The interests of justice might include reputational impacts (I’m not so sure about that one), but the coroner’s report didn’t impugn the workers’ character or reputation: “the latent potential for unfair media criticism is too opaque a basis to derograte from freedom of speech on interest of justice grounds.”
Personal privacy must relate to reasonable expectations of privacy, and that doesn’t usually include the names and roles of officials.
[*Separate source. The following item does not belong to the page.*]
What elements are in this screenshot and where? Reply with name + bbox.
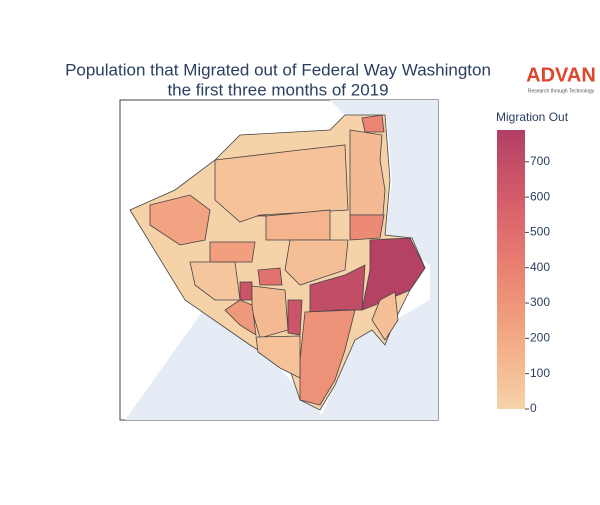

He concludes that suppression can’t be approached in a broad brush way. “The relevant factors weighing for and against publication must be assessed on a fine grained basis, so that here is surety that the statutory grounds for suppression are present, and that the principles applicable have been applied appropriately and the proper balancing exercise has been undertaken.”
An ongoing theme?
Here we see what’s likely to be an increasing theme in Bill of Rights jurisprudence: judges taking this question of whether a restriction on a right is justified, and turning it into a methodology. Has the original decision-maker weighed up the relevant factors, applied the right principles, asked the right questions? If so, then a judge on review is unlikely to substitute his or her judgement about whether that restriction was reasonable and demonstrably justified.
I’m not sure this is inappropriate, particularly when the initial decision maker (such as a tribunal) has some particular expertise. But it is in tension with recent UK Supreme Court authority in the Denbigh High case, which says that a decision is either a disproportionate or it’s not, and a judge on appeal or review must exercise his or her own judgement about it. That also seems to be the view of our own Chief Justice in the Morse case.
I’m sure the last chapter on this question has not been written. But it may have an extremely important impact on how much bite the Bill of Rights has.